Après avoir étudié le profil des blogueurs de mode, il s’agit désormais de se
pencher sur les blogs de mode, leur forme et leur contenu…
19
2) Le blog réinterprète la mode
Les blogs de mode sont bien plus que de simples espaces d’expression pour
beaucoup de leurs auteurs. Comme nous l’avons vu dans les portraits de
blogueurs de mode, beaucoup d’entre eux sont des créatifs : illustratrices,
graphistes, photographes amateurs, stylistes … et cela se ressent dans le contenu
et l’apparence de leur blog. Ainsi, cette partie va s’attacher ici à l’étude du blog
comme lieu d’expression artistique : comme cela se manifeste-t-il ? Puis nous
nous attacherons à étudier comment, dans ces blogs, la mode est mise en scène.
Enfin ; sera développé un aspect important de cette esthétisation des blogs, à
savoir que le blog, de part cette dimension artistique, véhicule à travers l’œil du
blogueur, une forme de réalité fantasmée.
a. Le blog de mode comme espace d’expression artist ique
Par bien des aspects, le blog de mode s’éloigne du schéma classique d’un
contenu constitué d’une succession d’articles et de visuels dans un ordre
chronologique. Certains ont, en réalité, une vraie dimension artistique, faisant du
blogueur un artiste/ créateur, à sa façon. Plusieurs éléments, issus de l’analyse
sémiologique de blogs, nous permettent d’illustrer ce point.
La forme la plus évidente d’expression artistique qui apparaît dans ces blogs est la
photo , et en particulier les clichés pris par les « chasseurs de style » évoqués
dans la partie précédente. Si l’on compare les photos de Mark Hunter (The
Cobrasnake ), Garance Doré, Scott Schuman ( The Sartorialist ), ou les photos de
Copenhagen Street Style, on note que les clichés ne se ressemblent pas., dans le
style ni dans le type de sujets.
Mark Hunter prend des photos de jeunes filles et jeunes garçons, dans des
ambiances de fêtes ou la nuit le plus souvent. Son style est très reconnaissable
des autres, dans la mesure où il photographie en plan serré ses modèles, et use
(et parfois abuse) du flash sur leurs visages, pour un résultat qui oscille entre
photo « entre amis » et photo amateur.
A l’opposé, Scott Schuman et Garance Doré proposent à leurs lecteurs respectifs,
des photos très raffinées et travaillées, où les modèles sont des femmes et des
hommes qui incarnent un idéal de raffinement qui tranche avec les « oiseaux de
nuit » de Mark Hunter. Scott Schuman prend ses modèles en pied, de jour, et le
20
plus souvent en extérieur. Il accorde également un grand intérêt aux matières des
vêtements portés par ses modèles. Garance Doré publie quand à elle des photos
avec une mise en scène recherchée, et qui sont le plus souvent des portraits.
Une autre forme évidente d’expression artistique qui se dégage des blogs, c’est le
mood board . La « planche d’humeur » a déjà été évoquée dans la partie
précédente car elle illustrait le professionnalisme des blogueurs de mode qui vont
jusqu’à utiliser des techniques dignes des plus grands cabinets de tendance.
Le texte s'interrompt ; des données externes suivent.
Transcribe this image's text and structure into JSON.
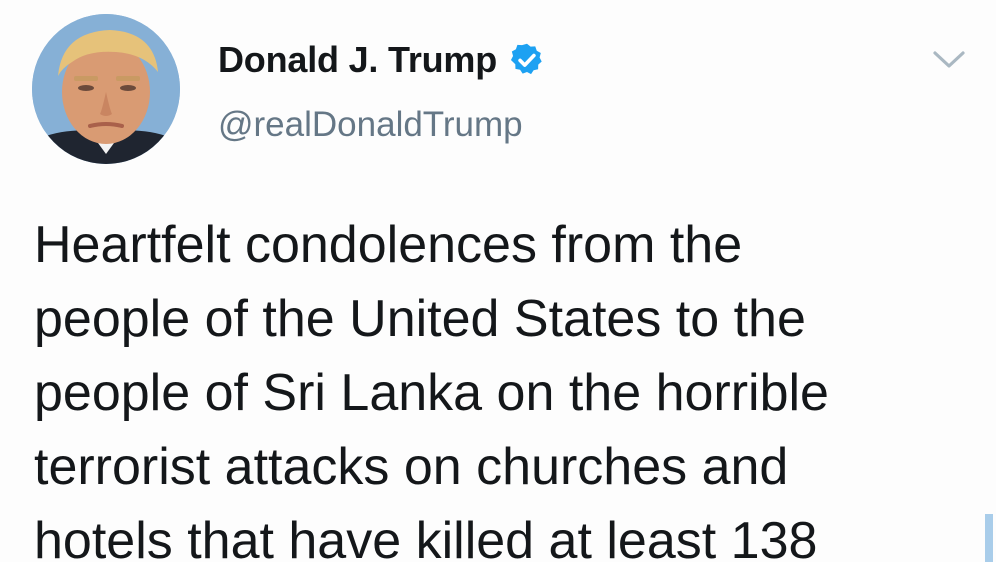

Cependant, certains blogs tels que Sea of Shoes et The Style Rookie, ont fait de
ces mood boards, de véritables supports d’expression artistique, qui, par la suite,
servent également de source d’inspiration aux rédactrices en chef des magasines
de mode.
Jane Aldridge (Sea of Shoes ) fait des mood boards numériques, c’est à dire
qu’elle scanne les images et dessins qui forment la planche de tendance, puis
colle les différents éléments à l’aide d’un logiciel tel que Photoshop. Tavi Gevinson
(The Style Rookie), en fait quant à elle, des fanzines en éditions très limitées,
qu’elle vend sur le site le plus connu de travaux manuels : ETSY. La planche de
tendances devient ainsi un livre, que Tavi photographie pour le montrer à ses
lecteurs.
Enfin, on peut dire que les blogs de mode sont des espaces d’expression
artistique car certaines blogueuses choisissent de s’exprimer à travers le dessin.
On retrouve deux types de dessins : les illustrations enfantines telles celles de
FIFI LAPIN, et les illustrations proches du stylisme, telles celles de Garance Doré.
Pour la plupart, ces illustrations s’accompagnent des photos de modèles ou de
défilés, « réelles ». Dans les deux cas, les illustrations sont clairement destinées
à des lectrices. Teintes pastels, traits naïfs, ces dessins évoquent, ou
représentent, l’image de jeunes filles en fleur, incarnation d’une représentation
d’une mode légère et pétillante, à l’opposé d’une mode parfois un peu austère et
rigide, telle qu’on pourrait la trouver dans certaines maisons de haute- couture, ou
à travers l’image véhiculée par quelques rédactrices de mode ( ex : Anna Wintour,
sévère rédactrice en chef de l’édition américaine de Vogue).
Ainsi, les blogs de mode offrent aux internautes une nouvelle vision de la mode,
bien éloignée des magazines, comme cela va être étudié maintenant.
21
b. Les blogs : une nouvelle vision de la mode, éloi gnée des
magazines
Dans les blogs de mode, et plus généralement dans la blogosphère, ce qui frappe
avant tout le lecteur c’est l’utilisation permanente de la première personne du
singulier, qu’il s’agisse d’un blog en anglais, en français ou en espagnol. L’étude
du contenu de quatre blogs identifiés comme ‘influents » montre une
omniprésence du « Je », du « I ». Ainsi, prenons pour exemple le billet en date
du 9 novembre 2009 de Garance Doré :
« Voici les Pirates Boots, un classique de Vivienne Westwood. J’aime leur tombé
qui fait une jolie jambe, j’aime qu’elles s’écroulent et se patinent divinement en
vieillissant, et j’aime qu’elles soient les chaussures officielles des filles les plus
cool que je connaisse … Pourraient peut- être devenir mes chaussures plates
idéales … Et vous, qu’en pensez- vous ? »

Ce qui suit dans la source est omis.